Nach der ganzen Hektik kommt sie ganz am Ende des Buches, auf der letzten halben Seite, endlich zur Ruhe und findet zu ihren Werten und sie selbst.
Norma
Diese Frau stürzt aus ihrem normalen Leben in einen Zustand, mit dem sie kein bisschen umgehen kann.
Seite 188
In diesem Absatz vergleicht sie sich mit Norma, der Protagonistin aus der gleichnamigen Oper. Eine Rolle, die sie einnehmen soll und so viel mit ihrer eigenen Situation zu tun hat. Die Parallelen sind sehr offensichtlich, sicher auch bewusst gesetzt. Auch gilt Norma als eine der schwierigsten Opernpartien. Und das Leben der Protagonistin ist ähnlich schwer.

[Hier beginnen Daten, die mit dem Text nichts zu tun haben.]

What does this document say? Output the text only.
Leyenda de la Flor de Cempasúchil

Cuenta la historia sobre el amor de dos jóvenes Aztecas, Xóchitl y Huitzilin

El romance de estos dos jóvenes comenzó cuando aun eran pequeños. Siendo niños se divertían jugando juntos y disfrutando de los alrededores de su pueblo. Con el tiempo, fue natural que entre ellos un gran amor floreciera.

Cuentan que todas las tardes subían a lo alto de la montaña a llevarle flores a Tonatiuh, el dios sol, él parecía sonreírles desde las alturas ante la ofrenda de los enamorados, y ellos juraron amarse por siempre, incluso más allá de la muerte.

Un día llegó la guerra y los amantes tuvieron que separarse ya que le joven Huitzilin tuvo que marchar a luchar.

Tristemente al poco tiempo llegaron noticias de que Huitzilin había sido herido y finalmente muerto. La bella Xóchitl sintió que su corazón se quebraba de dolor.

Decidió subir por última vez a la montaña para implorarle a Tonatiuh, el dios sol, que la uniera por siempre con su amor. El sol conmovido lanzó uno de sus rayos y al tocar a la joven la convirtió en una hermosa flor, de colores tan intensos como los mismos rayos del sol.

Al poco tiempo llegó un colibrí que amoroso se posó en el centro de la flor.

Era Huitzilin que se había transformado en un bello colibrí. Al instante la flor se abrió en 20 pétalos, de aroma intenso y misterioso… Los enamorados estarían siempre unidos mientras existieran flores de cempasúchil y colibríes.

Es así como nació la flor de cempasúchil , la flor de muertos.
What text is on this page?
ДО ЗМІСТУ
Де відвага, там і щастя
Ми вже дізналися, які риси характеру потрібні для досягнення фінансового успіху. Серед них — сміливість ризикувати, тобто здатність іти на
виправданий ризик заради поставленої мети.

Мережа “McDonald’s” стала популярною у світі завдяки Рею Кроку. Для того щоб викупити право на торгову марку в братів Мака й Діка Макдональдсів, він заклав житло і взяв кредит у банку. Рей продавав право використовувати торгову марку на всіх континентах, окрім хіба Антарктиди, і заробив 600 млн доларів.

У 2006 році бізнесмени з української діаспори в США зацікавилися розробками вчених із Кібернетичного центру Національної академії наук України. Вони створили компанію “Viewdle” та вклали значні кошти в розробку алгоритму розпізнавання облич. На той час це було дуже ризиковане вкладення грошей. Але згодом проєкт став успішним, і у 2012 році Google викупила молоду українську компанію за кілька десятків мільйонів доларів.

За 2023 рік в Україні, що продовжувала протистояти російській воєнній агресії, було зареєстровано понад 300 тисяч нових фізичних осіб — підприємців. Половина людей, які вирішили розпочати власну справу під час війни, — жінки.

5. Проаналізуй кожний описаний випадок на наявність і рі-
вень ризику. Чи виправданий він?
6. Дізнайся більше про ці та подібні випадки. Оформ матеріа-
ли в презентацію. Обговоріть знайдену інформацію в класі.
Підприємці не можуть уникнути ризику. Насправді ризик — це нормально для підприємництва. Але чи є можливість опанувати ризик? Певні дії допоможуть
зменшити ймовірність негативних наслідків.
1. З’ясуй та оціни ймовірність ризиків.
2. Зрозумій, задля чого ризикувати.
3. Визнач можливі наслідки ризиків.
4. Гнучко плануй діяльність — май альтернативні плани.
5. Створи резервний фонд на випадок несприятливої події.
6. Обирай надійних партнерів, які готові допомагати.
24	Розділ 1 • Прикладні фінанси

Puh. Dieses Buch ist stark. Temporeich, geheimnisvoll, irre. Ja, nicht jede alleinerziehende Mutter ist Opernsängerin. Das steht schon etwas neben der Alltagsrealität von Normalfrau. Doch die Entwicklung, viele der Höhen und Tiefen, die Verletztheit, die Hilflosigkeit, so vollkommen alleingelassen werden. Immer wieder beschämt zu werden. Irre Sachen machen, weil sie keine andere Wahl hat (z.B. Domina). Die Kinder sind wichtig, doch wo bleibt sie selbst als Mensch? Ist sie überhaupt in der Lage für ihre Kinder zu sorgen? Finanziell und auch in ihrem labilen psychischen Zustand? Sie war immer Fremdbestimmt, wie kann sie plötzlich auf eigenen Beinen stehen?
Diese Art der Problemstellung ist sicher auch anderen Müttern die alleine stehen nicht fremd.
Fazit
Brauch Blau der Schauspielerin Julia Malik ist ein tolles Debüt. Spannend, leicht verrückt, einfühlsam und wirklich mal was anderes.